CategoriesParasites

Diphyllobothrium

Tapeworm, fish

Diphyllobothrium is a genus of tapeworm which can cause Diphyllobothriasis in humans through consumption of raw or undercooked fish. It is also known as the salmon tapeworm or broad fish tapeworm.

Adult tapeworms may infect humans, canids, felines, bears, pinnipeds, and mustelids, though the accuracy of the records for some of the nonhuman species is disputed. Immature eggs are passed in feces of the mammal host (the definitive host, where the worms reproduce). After ingestion by a suitable freshwater crustacean such as a copepod (the first intermediate host), the coracidia develop into procercoid larvae. Following ingestion of the copepod by a suitable second intermediate host, typically a minnow or other small freshwater fish, the procercoid larvae are released from the crustacean and migrate into the fish's flesh where they develop into a plerocercoid larvae (sparganum). The plerocercoid larvae are the infective stage for the definitive host (including humans).

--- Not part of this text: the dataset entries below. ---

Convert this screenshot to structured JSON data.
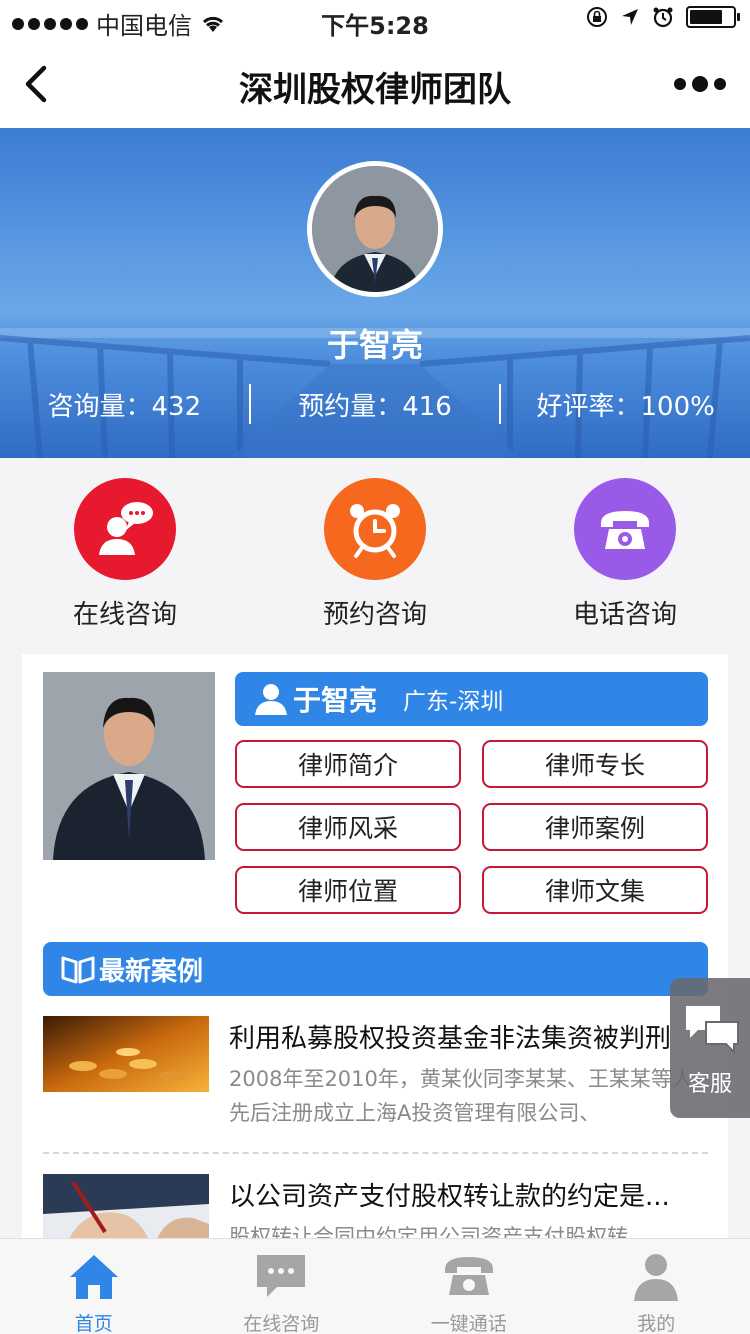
{
  "status_bar": {
    "carrier": "中国电信",
    "time": "下午5:28",
    "battery_level": 0.75
  },
  "nav": {
    "title": "深圳股权律师团队",
    "back_icon": "chevron-left-icon",
    "more_icon": "more-dots-icon"
  },
  "hero": {
    "name": "于智亮",
    "stats": [
      {
        "label": "咨询量：432"
      },
      {
        "label": "预约量：416"
      },
      {
        "label": "好评率：100%"
      }
    ]
  },
  "actions": [
    {
      "label": "在线咨询",
      "icon": "chat-person-icon",
      "color": "#e6192f"
    },
    {
      "label": "预约咨询",
      "icon": "alarm-clock-icon",
      "color": "#f5681e"
    },
    {
      "label": "电话咨询",
      "icon": "telephone-icon",
      "color": "#9a5ae8"
    }
  ],
  "card": {
    "name": "于智亮",
    "location": "广东-深圳",
    "buttons": [
      "律师简介",
      "律师专长",
      "律师风采",
      "律师案例",
      "律师位置",
      "律师文集"
    ]
  },
  "cases_section": {
    "title": "最新案例",
    "items": [
      {
        "title": "利用私募股权投资基金非法集资被判刑",
        "desc": "2008年至2010年，黄某伙同李某某、王某某等人先后注册成立上海A投资管理有限公司、"
      },
      {
        "title": "以公司资产支付股权转让款的约定是...",
        "desc": "股权转让合同中约定用公司资产支付股权转"
      }
    ]
  },
  "float_service": {
    "label": "客服",
    "icon": "chat-bubbles-icon"
  },
  "tab_bar": {
    "items": [
      {
        "label": "首页",
        "icon": "home-icon",
        "active": true
      },
      {
        "label": "在线咨询",
        "icon": "message-icon",
        "active": false
      },
      {
        "label": "一键通话",
        "icon": "phone-icon",
        "active": false
      },
      {
        "label": "我的",
        "icon": "user-icon",
        "active": false
      }
    ]
  },
  "colors": {
    "accent": "#2f86e6",
    "pill_border": "#c8163b",
    "hero_blue": "#3d7fd6"
  }
}
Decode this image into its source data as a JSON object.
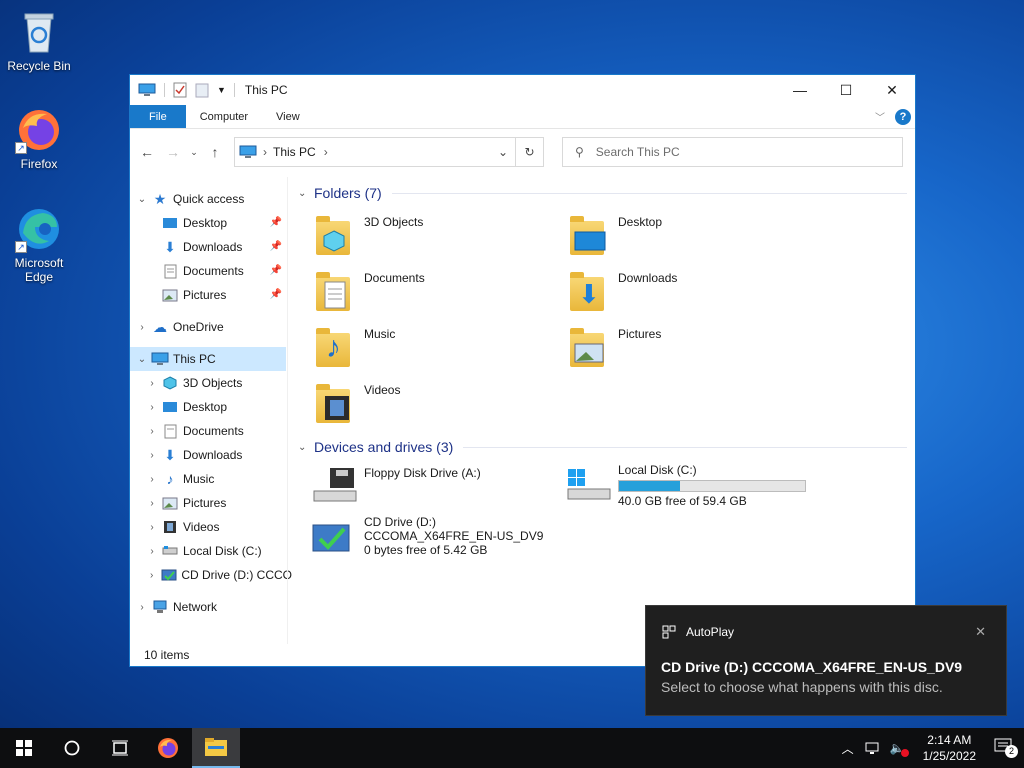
{
  "desktop": {
    "icons": [
      {
        "label": "Recycle Bin"
      },
      {
        "label": "Firefox"
      },
      {
        "label": "Microsoft Edge"
      }
    ]
  },
  "window": {
    "title": "This PC",
    "ribbon_tabs": [
      "File",
      "Computer",
      "View"
    ],
    "address": "This PC",
    "search_placeholder": "Search This PC",
    "status": "10 items"
  },
  "nav": {
    "quick_access": "Quick access",
    "quick_items": [
      "Desktop",
      "Downloads",
      "Documents",
      "Pictures"
    ],
    "onedrive": "OneDrive",
    "this_pc": "This PC",
    "pc_items": [
      "3D Objects",
      "Desktop",
      "Documents",
      "Downloads",
      "Music",
      "Pictures",
      "Videos",
      "Local Disk (C:)",
      "CD Drive (D:) CCCO"
    ],
    "network": "Network"
  },
  "content": {
    "folders_header": "Folders (7)",
    "folders": [
      "3D Objects",
      "Desktop",
      "Documents",
      "Downloads",
      "Music",
      "Pictures",
      "Videos"
    ],
    "devices_header": "Devices and drives (3)",
    "floppy": "Floppy Disk Drive (A:)",
    "local_disk": {
      "name": "Local Disk (C:)",
      "free": "40.0 GB free of 59.4 GB",
      "used_fraction": 0.33
    },
    "cd": {
      "name": "CD Drive (D:)",
      "label": "CCCOMA_X64FRE_EN-US_DV9",
      "free": "0 bytes free of 5.42 GB"
    }
  },
  "toast": {
    "app": "AutoPlay",
    "title": "CD Drive (D:) CCCOMA_X64FRE_EN-US_DV9",
    "body": "Select to choose what happens with this disc."
  },
  "taskbar": {
    "time": "2:14 AM",
    "date": "1/25/2022",
    "notification_count": "2"
  },
  "colors": {
    "accent": "#1979ca",
    "selection": "#cce8ff",
    "header_blue": "#1e3287"
  }
}
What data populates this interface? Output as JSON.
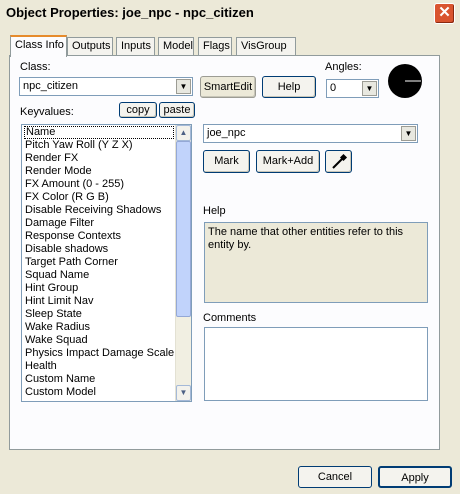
{
  "window": {
    "title": "Object Properties: joe_npc - npc_citizen",
    "close_glyph": "✕"
  },
  "tabs": [
    {
      "label": "Class Info",
      "active": true
    },
    {
      "label": "Outputs"
    },
    {
      "label": "Inputs"
    },
    {
      "label": "Model"
    },
    {
      "label": "Flags"
    },
    {
      "label": "VisGroup"
    }
  ],
  "class_info": {
    "class_label": "Class:",
    "class_value": "npc_citizen",
    "smartedit_label": "SmartEdit",
    "help_button": "Help",
    "angles_label": "Angles:",
    "angles_value": "0",
    "keyvalues_label": "Keyvalues:",
    "copy_button": "copy",
    "paste_button": "paste",
    "keyvalues": [
      "Name",
      "Pitch Yaw Roll (Y Z X)",
      "Render FX",
      "Render Mode",
      "FX Amount (0 - 255)",
      "FX Color (R G B)",
      "Disable Receiving Shadows",
      "Damage Filter",
      "Response Contexts",
      "Disable shadows",
      "Target Path Corner",
      "Squad Name",
      "Hint Group",
      "Hint Limit Nav",
      "Sleep State",
      "Wake Radius",
      "Wake Squad",
      "Physics Impact Damage Scale",
      "Health",
      "Custom Name",
      "Custom Model"
    ],
    "selected_key": "Name",
    "value_field": "joe_npc",
    "mark_button": "Mark",
    "mark_add_button": "Mark+Add",
    "help_section_label": "Help",
    "help_text": "The name that other entities refer to this entity by.",
    "comments_label": "Comments",
    "comments_text": ""
  },
  "footer": {
    "cancel_button": "Cancel",
    "apply_button": "Apply"
  },
  "icons": {
    "dropdown": "chevron-down-icon",
    "picker": "eyedropper-icon",
    "angle": "angle-dial-icon"
  }
}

Because humans do not generally eat undercooked minnows and similar small freshwater fish, these do not represent an important source of infection. However, these small second intermediate hosts can be eaten by larger predator species, for example, trout, perch, and walleyed pike. In this case, the sparganum can migrate to the musculature of the larger predator fish. Mammals (humans) can acquire the disease by eating the infected fish raw or undercooked.

After ingestion of the infected fish, the plerocercoids develop into immature adults and then into mature adult tapeworms which will reside in the small intestine. The adults attach to the intestinal mucosa by means of the two bilateral grooves (bothria) of their scolex. The adults can reach more than 10 m (up to 30 ft) in length in some species such as D. latum, with more than 3,000 proglottids. One or several of the tape-like proglottid segments (hence the name tape-worm, interesting that the segments, seen in photo, also resemble sushi -YUM) regularly detach from the main body of the worm and release immature eggs in fresh water to start the cycle over again. Immature eggs are discharged from the proglottids (up to 1,000,000 eggs per day per worm) and are passed in the feces.

Symptoms are generally mild and can include diarrhea, abdominal pain, vomiting, weight loss, fatigue, constipation and discomfort. Approximately four out of five cases are asymptomatic and can go many years without being detected. In a small number of cases, this leads to severe vitamin B12 deficiency due to the parasite absorbing 80% or more of the host's B12 intake and a megaloblastic anemia indistinguishable from pernicious anemia. The anemia can also lead to subtle demyelinative neurological symptoms (subacute combined degeneration of spinal cord). Infection for many years is ordinarily required to deplete the human body of vitamin B-12 to the point that neurological symptoms appear.